Si les femmes n’avaient que 17 % de représentativité dans l’univers des nouvelles technologies en 2022, il semble que les mentalités évoluent dans le bon sens et que l’égalité progresse.
« Tout est possible. Les barrières, c’est dans la tête », déclare Anne-Carole Coen, directrice marketing chez Swile, solution digitale de titres-restaurants. Ce sentiment est partagé par l’ensemble des Français. Selon une étude réalisée en février 2023 par Ironhack, un organisme de formation spécialisé dans les métiers du numérique, ils sont 63 % à penser que les femmes sont aussi douées que les hommes pour travailler dans la tech. La même étude réalisée en mars 2022 montre que les mentalités évoluent, le résultat était de 59 % l’année dernière.
« Si les femmes n’avaient que 17 % de représentativité dans l’univers de la tech en 2022, il semble que cela évolue, même si les changements restent lents », commente Manon Pellat, General Manager chez Ironhack.
Les raisons qui étaient évoquées en 2022 pour expliquer cette inégalité sont de moins en moins présentes à l’esprit des Français. Ainsi, 74 % pensaient que les femmes ne sont pas élevées ou éduquées pour s’intéresser à ces métiers contre 68 % aujourd’hui. De même, 69 % déclarent encore qu’il y a beaucoup plus d’hommes qui postulent et donc moins de place pour les femmes, contre 71 % en 2022. Enfin, si 55 % estimaient que les femmes ne se sentent pas légitimes pour ces métiers, ils ne sont plus que 51 % à l’avouer.

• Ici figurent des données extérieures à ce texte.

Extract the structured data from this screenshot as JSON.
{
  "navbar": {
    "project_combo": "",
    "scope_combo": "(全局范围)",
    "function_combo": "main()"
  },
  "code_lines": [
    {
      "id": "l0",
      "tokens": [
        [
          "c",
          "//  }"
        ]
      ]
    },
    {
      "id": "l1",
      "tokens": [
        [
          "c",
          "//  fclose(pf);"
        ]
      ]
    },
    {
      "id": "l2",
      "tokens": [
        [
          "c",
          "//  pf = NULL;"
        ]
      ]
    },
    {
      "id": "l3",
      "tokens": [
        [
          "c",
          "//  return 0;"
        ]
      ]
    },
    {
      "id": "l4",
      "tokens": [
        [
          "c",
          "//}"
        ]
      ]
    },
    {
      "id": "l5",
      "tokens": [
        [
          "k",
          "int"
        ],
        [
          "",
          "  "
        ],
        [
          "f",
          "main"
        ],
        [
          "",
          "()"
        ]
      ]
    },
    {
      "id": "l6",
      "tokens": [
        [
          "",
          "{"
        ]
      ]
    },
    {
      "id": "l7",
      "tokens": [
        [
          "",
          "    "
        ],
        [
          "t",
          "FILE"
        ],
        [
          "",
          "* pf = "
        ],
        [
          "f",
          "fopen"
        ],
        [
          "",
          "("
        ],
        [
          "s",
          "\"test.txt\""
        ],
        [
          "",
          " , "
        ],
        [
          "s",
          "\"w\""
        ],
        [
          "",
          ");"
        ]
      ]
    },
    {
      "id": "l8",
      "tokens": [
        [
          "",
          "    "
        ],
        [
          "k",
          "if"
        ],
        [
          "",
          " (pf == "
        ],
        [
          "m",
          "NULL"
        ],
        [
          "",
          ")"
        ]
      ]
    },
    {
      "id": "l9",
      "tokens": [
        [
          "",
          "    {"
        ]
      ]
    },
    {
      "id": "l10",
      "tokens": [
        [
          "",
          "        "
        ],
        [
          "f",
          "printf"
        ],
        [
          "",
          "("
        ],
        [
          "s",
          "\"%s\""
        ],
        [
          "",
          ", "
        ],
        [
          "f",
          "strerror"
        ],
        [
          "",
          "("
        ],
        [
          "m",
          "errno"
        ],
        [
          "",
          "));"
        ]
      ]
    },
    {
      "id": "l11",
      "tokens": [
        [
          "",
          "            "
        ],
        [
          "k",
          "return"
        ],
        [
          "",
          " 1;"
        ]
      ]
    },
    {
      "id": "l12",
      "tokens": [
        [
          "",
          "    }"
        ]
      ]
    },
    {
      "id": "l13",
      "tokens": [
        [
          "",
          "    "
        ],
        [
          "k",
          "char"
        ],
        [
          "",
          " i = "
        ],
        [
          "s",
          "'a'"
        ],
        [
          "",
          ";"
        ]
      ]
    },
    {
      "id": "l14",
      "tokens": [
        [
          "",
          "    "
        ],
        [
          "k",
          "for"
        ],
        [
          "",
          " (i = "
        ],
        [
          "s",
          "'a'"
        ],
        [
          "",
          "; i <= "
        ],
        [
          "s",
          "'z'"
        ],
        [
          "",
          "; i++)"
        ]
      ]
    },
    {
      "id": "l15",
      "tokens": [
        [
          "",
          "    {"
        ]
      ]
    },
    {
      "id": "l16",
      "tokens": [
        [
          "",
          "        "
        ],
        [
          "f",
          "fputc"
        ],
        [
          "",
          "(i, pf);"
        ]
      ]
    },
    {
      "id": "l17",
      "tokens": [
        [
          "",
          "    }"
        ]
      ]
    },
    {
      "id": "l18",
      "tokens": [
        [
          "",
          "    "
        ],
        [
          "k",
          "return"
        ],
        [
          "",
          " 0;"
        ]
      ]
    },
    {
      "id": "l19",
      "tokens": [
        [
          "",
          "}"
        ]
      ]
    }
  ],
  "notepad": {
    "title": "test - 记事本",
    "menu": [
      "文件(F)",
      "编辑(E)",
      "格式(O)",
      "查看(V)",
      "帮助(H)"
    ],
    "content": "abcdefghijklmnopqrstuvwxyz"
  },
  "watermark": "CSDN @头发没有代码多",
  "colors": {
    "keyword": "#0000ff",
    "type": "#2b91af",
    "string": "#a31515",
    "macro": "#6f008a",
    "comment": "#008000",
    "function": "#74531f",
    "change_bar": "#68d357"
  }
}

Pour quelles raisons 37 % des Français pensent encore que les femmes ne sont pas capables de travailler dans le secteur de la tech ? 57 % pensent toujours que ce sont des métiers plus compliqués pour les femmes, contre 64 % en 2022. Le facteur culturel qui tourne davantage les hommes vers le numérique reste très présent en 2023 avec 51 %, contre 52 % en 2022. Enfin, 46 % estiment encore que les femmes préfèrent d’autres métiers, comme c’était le cas pour 47 % l’année dernière. L’exemple d’Anaïs Libolt, responsable du home entertainment chez Dolby, est emblématique du contraire. Elle a bénéficié d’une formation d’ingénieure du son. Elle a suivi des études à l’école Louis Lumière en section son, plus axées sur le cinéma, précédées d’une école préparatoire et d’un diplôme de physique. À la fin de ses études, elle a réalisé un mémoire orienté vers les technologies dédiées au son multicanal à la télévision, qui traitait des métadonnées du Dolby Digital. Elle a été embauchée en 2010 chez Dolby sur un poste assez ouvert dédié à la télévision, en tant que première employée française. Avec le temps, son périmètre s’est agrandi au home entertainment, c’est-à-dire le broadcast, le home cinéma, la musique, le gaming et comprend désormais les technologies audio et vidéo. Aujourd’hui, son rôle principal est de gérer les partenariats afin de favoriser l’adoption des technologies Dolby dans les contenus et les services. Elle interagit avec des interlocuteurs techniques, commerciaux ou marketing.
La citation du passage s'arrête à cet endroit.